Case Presentation A 37-year-old Hispanic man with class III obesity, diabetes, and COVID-19 pneumonia three weeks prior presented with progressive shortness of breath, subjective fevers, and cough of two days duration. Vitals were T 97.7F HR 118/’ BP 124/85 mmHg, RR 24/’, SPO2 95% on 4 L oxygen. He was lethargic, in respiratory distress, and had bilateral lower extremity tenderness with edema. Laboratory results revealed leukocytosis, elevated troponin, lactic acidosis, respiratory alkalosis with metabolic acidosis, and hypoxemia. EKG showed sinus tachycardia, S1Q3T3, and T inversions in V1-V4. Echocardiogram showed right heart strain, McConnel sign, and elevated RVSP. CTPA revealed extensive blood clots in his left and right pulmonary arteries. Bilateral acute provoked submassive pulmonary embolism was diagnosed. He underwent thrombolysis following which full dose anticoagulation with enoxaparin was commenced. He improved clinically. He was discharged home on Apixaban.

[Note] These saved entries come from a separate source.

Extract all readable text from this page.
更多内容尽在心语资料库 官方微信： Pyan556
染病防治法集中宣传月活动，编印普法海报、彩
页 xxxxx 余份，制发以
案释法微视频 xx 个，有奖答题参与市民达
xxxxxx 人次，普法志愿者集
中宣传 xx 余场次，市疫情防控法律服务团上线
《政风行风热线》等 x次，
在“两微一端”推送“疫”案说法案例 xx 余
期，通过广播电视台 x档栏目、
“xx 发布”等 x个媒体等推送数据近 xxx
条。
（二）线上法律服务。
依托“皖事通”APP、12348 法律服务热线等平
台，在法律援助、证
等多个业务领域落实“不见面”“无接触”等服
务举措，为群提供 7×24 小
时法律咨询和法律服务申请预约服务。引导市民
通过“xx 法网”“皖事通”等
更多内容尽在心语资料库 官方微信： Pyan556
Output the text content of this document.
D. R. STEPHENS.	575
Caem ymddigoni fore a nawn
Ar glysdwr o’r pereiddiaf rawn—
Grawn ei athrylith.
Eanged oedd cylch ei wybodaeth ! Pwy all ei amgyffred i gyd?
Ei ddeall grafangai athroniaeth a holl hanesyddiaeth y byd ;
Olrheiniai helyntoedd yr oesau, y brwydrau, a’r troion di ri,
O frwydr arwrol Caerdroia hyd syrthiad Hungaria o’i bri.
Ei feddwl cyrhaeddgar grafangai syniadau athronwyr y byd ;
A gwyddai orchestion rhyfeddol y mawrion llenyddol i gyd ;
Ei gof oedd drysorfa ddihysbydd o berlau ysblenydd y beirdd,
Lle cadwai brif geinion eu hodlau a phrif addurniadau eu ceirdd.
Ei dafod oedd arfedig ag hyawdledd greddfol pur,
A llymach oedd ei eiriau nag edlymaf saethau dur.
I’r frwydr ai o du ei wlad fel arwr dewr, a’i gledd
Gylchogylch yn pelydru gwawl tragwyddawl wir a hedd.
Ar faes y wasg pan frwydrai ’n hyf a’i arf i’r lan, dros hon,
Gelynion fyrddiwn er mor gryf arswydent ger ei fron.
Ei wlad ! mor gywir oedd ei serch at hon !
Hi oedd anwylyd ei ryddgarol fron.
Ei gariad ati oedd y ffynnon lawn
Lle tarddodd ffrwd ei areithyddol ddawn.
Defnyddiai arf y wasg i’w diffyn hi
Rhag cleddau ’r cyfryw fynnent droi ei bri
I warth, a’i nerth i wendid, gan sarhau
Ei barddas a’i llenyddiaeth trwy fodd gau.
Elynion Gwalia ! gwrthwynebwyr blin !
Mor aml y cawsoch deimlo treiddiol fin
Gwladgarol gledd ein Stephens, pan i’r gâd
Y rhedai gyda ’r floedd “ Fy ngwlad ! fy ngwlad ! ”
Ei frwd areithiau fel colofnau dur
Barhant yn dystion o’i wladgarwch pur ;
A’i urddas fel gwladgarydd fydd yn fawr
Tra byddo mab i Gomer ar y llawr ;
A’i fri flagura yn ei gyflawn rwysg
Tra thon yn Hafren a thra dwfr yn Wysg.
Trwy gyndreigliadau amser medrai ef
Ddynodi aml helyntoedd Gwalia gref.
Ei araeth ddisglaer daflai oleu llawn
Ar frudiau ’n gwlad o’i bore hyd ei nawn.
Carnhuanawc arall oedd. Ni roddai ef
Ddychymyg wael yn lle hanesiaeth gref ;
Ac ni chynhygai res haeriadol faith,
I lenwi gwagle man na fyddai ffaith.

Conclusion Our patient’s EKG showed sinus tachycardia, S1Q3T3 (McGinn White sign), as well as T wave inversion in leads V1-V4 which are suggestive of pulmonary embolism. Pulmonary embolism causes cor pulmonale which leads to a prominent S wave in lead I, Q wave, and inverted T wave in lead III on EKG. His echocardiogram revealed an akinetic right ventricular free wall with a contractile apex, an indication of right heart strain referred to as McConnel sign. He also had a dilated right ventricle, severe tricuspid regurgitation, and elevated right ventricular systolic pressure.

Based on numerous studies, evidence of right heart strain on ECG occurs in about 40 – 80 % of patients with pulmonary embolism while evidence on echocardiogram occurs in 37 – 45%. These signs of right ventricular strain as seen in our patient are associated with increased patient mortality.